Marketing and sales (yes, I know they’re different, but for our purposes I’m lumping them into one big bucket because this is all about storytelling AND it’s about establishing a relationship of trust with people) – is largely about being able to predict the future experience for your prospects. You want to help them imagine themselves in the story. The more you can make that story come alive, the easier it will be for them to see themselves experiencing your product or service. The experiences generate real feelings and emotions that will drive people to choose your offer. The more valid and real those emotions, the more the prospect (now customer) will believe it.
The process isn’t easy, but it’s fairly simple. We have to get the prospect’s attention. If we’re unable to break the autopilot experience of the prospect, then we’re doomed. But once we do that, we have to tell our story involving the prospect and let them buy.
Stop pushing water up the hill.
Anybody with any sales experience has done it. Tried too hard. Pushed too hard. We’ve also done the opposite. Failed to push at all. Neglected to even ask the person to buy. We’re making it harder than it has to be.
Each of us tells stories. Let’s think about the stories we tell ourselves. In our head. We all do it.
These stories determine how we see the world and our place in it. So as we’re approaching telling a story to our prospects we must keep in mind they’re telling themselves a story before we ever arrive. What story are they telling? You should know. Or at least have some idea.
It’s ideal to get the prospect to share their story. This is where marketing and sales are very different. Marketing is your story being told to people. Usually at some scale. Selling is you listening to the story of your prospect, sharing your story and finding out what really matters most to the prospect so you can dazzle them with a positive experience with your product or service.
Questions. Those are among the most productive tools in selling. How else are you going to learn about the prospect? How else are you going to hear their story?
You can devise your own series of questions, but they can be best summed up with one phrase: tell me more. If you haven’t put in the time to devise great questions for your sales process, then you’re failing to achieve all you should. Don’t leave it to chance. Don’t leave it to an individual team member’s prowess. Craft an effective process that produces predictable results.
Questions like, “Give me a bit of background. How did you get here?” can get the prospect in storytelling mode. It can begin a good dialogue, which is what you’re after.

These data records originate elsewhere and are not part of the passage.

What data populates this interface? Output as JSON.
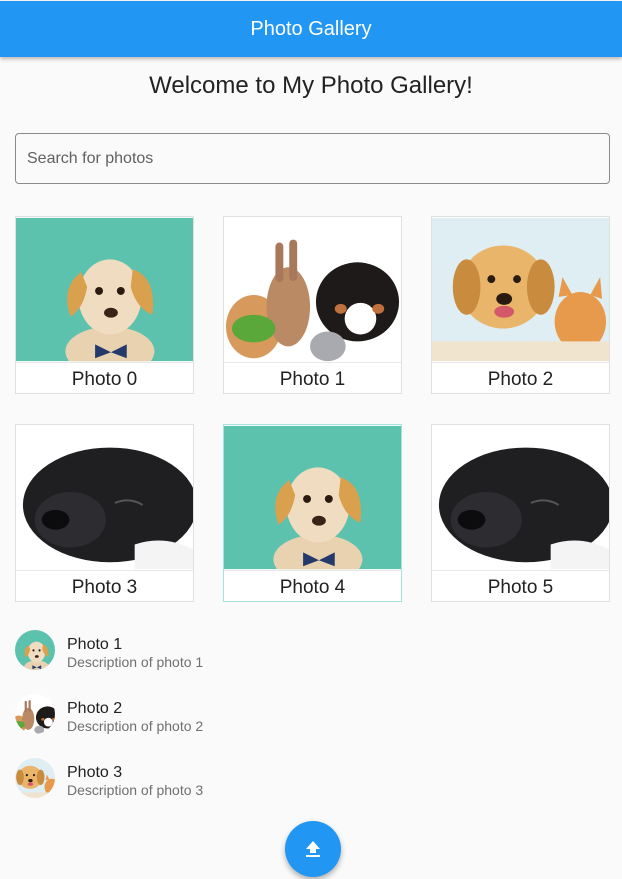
{
  "appbar": {
    "title": "Photo Gallery",
    "color": "#2196f3"
  },
  "welcome": "Welcome to My Photo Gallery!",
  "search": {
    "placeholder": "Search for photos",
    "value": ""
  },
  "grid": [
    {
      "caption": "Photo 0",
      "image": "dog-on-teal"
    },
    {
      "caption": "Photo 1",
      "image": "pets-group"
    },
    {
      "caption": "Photo 2",
      "image": "puppy-and-kitten"
    },
    {
      "caption": "Photo 3",
      "image": "sleeping-black-dog"
    },
    {
      "caption": "Photo 4",
      "image": "dog-on-teal"
    },
    {
      "caption": "Photo 5",
      "image": "sleeping-black-dog"
    }
  ],
  "list": [
    {
      "title": "Photo 1",
      "subtitle": "Description of photo 1",
      "image": "dog-on-teal"
    },
    {
      "title": "Photo 2",
      "subtitle": "Description of photo 2",
      "image": "pets-group"
    },
    {
      "title": "Photo 3",
      "subtitle": "Description of photo 3",
      "image": "puppy-and-kitten"
    }
  ],
  "fab": {
    "icon": "upload-icon"
  }
}
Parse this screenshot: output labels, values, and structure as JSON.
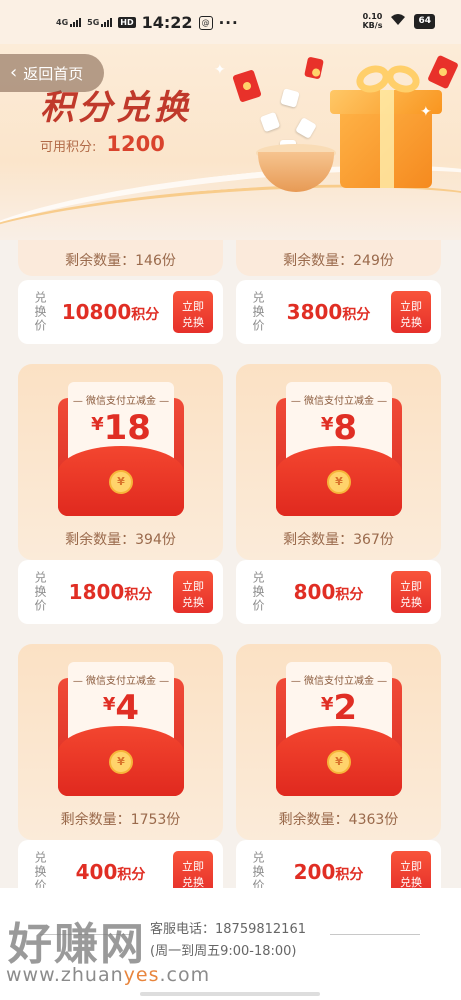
{
  "status_bar": {
    "net1": "4G",
    "net2": "5G",
    "hd": "HD",
    "time": "14:22",
    "dots": "···",
    "speed_value": "0.10",
    "speed_unit": "KB/s",
    "battery": "64"
  },
  "header": {
    "back_label": "返回首页",
    "title": "积分兑换",
    "points_label": "可用积分:",
    "points_value": "1200"
  },
  "top_partial_row": [
    {
      "remaining": "剩余数量：146份",
      "price_label": "兑换价",
      "price": "10800",
      "price_unit": "积分",
      "button": "立即兑换"
    },
    {
      "remaining": "剩余数量：249份",
      "price_label": "兑换价",
      "price": "3800",
      "price_unit": "积分",
      "button": "立即兑换"
    }
  ],
  "products": [
    {
      "tag": "微信支付立减金",
      "currency": "¥",
      "amount": "18",
      "coin": "¥",
      "remaining": "剩余数量：394份",
      "price_label": "兑换价",
      "price": "1800",
      "price_unit": "积分",
      "button": "立即兑换"
    },
    {
      "tag": "微信支付立减金",
      "currency": "¥",
      "amount": "8",
      "coin": "¥",
      "remaining": "剩余数量：367份",
      "price_label": "兑换价",
      "price": "800",
      "price_unit": "积分",
      "button": "立即兑换"
    },
    {
      "tag": "微信支付立减金",
      "currency": "¥",
      "amount": "4",
      "coin": "¥",
      "remaining": "剩余数量：1753份",
      "price_label": "兑换价",
      "price": "400",
      "price_unit": "积分",
      "button": "立即兑换"
    },
    {
      "tag": "微信支付立减金",
      "currency": "¥",
      "amount": "2",
      "coin": "¥",
      "remaining": "剩余数量：4363份",
      "price_label": "兑换价",
      "price": "200",
      "price_unit": "积分",
      "button": "立即兑换"
    }
  ],
  "footer": {
    "phone_line": "客服电话：18759812161",
    "hours_line": "(周一到周五9:00-18:00)"
  },
  "watermark": {
    "text": "好赚网",
    "url_prefix": "www.zhuan",
    "url_highlight": "yes",
    "url_suffix": ".com"
  },
  "colors": {
    "accent_red": "#e02e24",
    "banner_bg": "#fbe5cb",
    "page_bg": "#f6f1ec"
  }
}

So when you ask, LISTEN. Carefully.
“Tell me more about what you want to accomplish.”
“What are the hurdles you need to clear before you can execute?”
Figure out the best questions that can help get your prospects sharing their stories. Coach and train your employees to listen and effectively engage in sharing your company story by incorporating the prospects’ stories. Your story has to be congruent with the story the prospect tells. If there’s a disconnect, you’re done. And there might be valid reasons for that. Not every prospect is fit for our stuff. Nobody sells everybody. It’s okay.
Paint the picture. Lose the technical jargon, except as it relates to the audience – engineers can speak effectively with other engineers, etc. Your story can’t be some sterile affair. It’s got to convey emotions. Don’t be afraid to go deeper into explaining how decisions like these need to be made, and how others are making decisions successfully.
Share how others have benefited. Social proof is important.
Good stories have a moral. Have one. Make the ending where there’s a logical next step – one your prospect can clearly see and agree with.
Attention. That’s the name of the game. It’s about getting the attention of your prospect, but it’s about showing them the attention they crave. To understand how people buy is to understand that we’re all telling ourselves stories. Everybody craves being able to tell themselves a better story. That’s what creates our desire for something different, something more or something else. Spend whatever time you must to craft better stories that involve your prospects. Get better at helping your prospects see themselves having a better experience.